L41 overstatement. Perhaps new slices of a FFPE block are required, but in the overwhelming majority of cases, a new tissue sample is not required.
L284: p53 can be negative in cancer and that constitutes a pathologic (i.e. positive) result. I cannot evaluate whether this misstatement is present in the quoted study as well since the reference is not visible.
L477 do you need the TNBC abbreviation if it is never used elsewhere?
Author Response
Dear Reviewer,
Thank you for your valuable feedback.
As you noticed, I posted an earlier version of this article on my website. The editor has confirmed that preprints are allowed and recommended that I reference an article that I wrote for the Digital Pathology Association [3].
I submitted the manuscript in Latex, so I’m also confused about why the citations didn’t show up in the compiled pdf. I will follow up with the editor about this.
You’ll see my revisions in red text in the updated manuscript pdf. Responses to your specific comments are below.

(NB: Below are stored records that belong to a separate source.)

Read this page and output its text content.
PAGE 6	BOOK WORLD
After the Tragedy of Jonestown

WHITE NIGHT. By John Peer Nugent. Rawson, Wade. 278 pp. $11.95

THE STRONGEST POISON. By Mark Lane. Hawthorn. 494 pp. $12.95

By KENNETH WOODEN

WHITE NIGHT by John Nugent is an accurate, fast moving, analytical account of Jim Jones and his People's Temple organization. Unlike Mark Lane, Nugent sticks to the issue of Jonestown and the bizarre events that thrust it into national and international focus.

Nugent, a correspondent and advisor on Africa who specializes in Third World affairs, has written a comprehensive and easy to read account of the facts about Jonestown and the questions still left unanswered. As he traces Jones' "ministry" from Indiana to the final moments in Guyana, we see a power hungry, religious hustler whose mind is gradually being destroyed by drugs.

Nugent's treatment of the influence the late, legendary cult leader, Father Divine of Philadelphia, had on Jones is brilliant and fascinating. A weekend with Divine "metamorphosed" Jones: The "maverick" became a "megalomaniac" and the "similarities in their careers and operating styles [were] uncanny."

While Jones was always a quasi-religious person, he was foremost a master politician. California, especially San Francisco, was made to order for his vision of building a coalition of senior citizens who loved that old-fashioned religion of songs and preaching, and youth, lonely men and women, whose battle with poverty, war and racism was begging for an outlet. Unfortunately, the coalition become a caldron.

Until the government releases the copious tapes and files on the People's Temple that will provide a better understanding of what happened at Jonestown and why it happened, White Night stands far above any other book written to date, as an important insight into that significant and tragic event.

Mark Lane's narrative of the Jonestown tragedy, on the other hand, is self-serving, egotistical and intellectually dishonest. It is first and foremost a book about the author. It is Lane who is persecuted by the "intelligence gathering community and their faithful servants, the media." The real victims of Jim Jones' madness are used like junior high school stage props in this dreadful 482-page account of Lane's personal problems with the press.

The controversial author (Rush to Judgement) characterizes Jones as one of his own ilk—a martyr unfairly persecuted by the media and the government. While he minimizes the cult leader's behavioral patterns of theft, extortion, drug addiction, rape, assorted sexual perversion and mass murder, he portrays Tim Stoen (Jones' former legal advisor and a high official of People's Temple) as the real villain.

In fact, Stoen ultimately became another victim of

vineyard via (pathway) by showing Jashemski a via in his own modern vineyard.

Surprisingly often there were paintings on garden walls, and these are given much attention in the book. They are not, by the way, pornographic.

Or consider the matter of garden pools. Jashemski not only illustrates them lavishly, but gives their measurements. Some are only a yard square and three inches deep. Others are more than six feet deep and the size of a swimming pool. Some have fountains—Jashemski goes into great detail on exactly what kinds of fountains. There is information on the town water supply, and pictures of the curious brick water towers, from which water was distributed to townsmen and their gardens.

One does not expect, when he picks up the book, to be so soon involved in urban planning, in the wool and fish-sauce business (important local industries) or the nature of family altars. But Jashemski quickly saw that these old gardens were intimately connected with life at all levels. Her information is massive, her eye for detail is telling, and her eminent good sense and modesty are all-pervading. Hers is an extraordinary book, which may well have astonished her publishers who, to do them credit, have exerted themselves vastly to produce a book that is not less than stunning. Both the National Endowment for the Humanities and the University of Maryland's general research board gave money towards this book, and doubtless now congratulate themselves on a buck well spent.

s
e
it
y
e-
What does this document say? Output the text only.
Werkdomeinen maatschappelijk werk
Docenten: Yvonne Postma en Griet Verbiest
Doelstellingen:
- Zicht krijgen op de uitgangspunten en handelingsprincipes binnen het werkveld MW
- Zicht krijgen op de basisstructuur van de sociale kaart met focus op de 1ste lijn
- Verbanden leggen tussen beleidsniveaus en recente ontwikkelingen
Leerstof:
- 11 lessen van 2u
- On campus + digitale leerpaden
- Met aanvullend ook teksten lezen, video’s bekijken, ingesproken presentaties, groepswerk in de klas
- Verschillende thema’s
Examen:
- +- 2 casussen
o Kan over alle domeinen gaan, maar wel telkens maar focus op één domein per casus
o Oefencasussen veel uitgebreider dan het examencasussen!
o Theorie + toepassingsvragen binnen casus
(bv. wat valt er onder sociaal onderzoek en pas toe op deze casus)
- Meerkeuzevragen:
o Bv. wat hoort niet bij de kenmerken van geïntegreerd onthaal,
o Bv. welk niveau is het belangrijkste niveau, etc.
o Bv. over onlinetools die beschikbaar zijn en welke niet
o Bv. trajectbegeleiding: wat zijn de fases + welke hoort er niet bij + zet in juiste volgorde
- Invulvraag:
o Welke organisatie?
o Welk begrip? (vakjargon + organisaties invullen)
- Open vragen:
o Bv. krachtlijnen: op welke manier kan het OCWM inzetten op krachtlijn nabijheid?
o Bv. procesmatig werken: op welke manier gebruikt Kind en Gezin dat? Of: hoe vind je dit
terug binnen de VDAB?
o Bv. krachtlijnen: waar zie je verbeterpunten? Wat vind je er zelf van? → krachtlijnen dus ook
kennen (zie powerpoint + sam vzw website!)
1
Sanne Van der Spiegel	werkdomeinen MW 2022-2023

Introduction has been shortened.
L18: Corrected – thank you!
L29: Reworked the intro for clarity and to reduce repetition.
L41: Corrected – thank you!
L284: This is the reference about p53:
Su, A.; Lee, H.; Tan, X.; Suarez, C.J.; Andor, N.; Nguyen, Q.; Ji, H.P. A deep learning model for molecular label transfer that enables cancer cell identification from histopathology images. NPJ precision oncology 2022, 6, 1–11.
This study does acknowledge that p53 can be negative in cancer.
I believe my description addresses this: “While p53 is correlated with tumor regions, some non-cancer regions stain positive and some cancer regions stain negative. To accommodate this discordance, they excluded p53 negative regions from cancer slides and p53 positive regions from non-cancer slides.”
However, I did add “to create a cleaner training set for cancer detection” to the end of the above sentence to make it clearer.
Please let me know if there’s a connection I’m still missing.
L477: Removed TNBC abbreviation.
Round 2
Reviewer 2 Report
All changes are satisfactory. Congratulations to the Author for such fine contribution which will be a pleasure to re-read.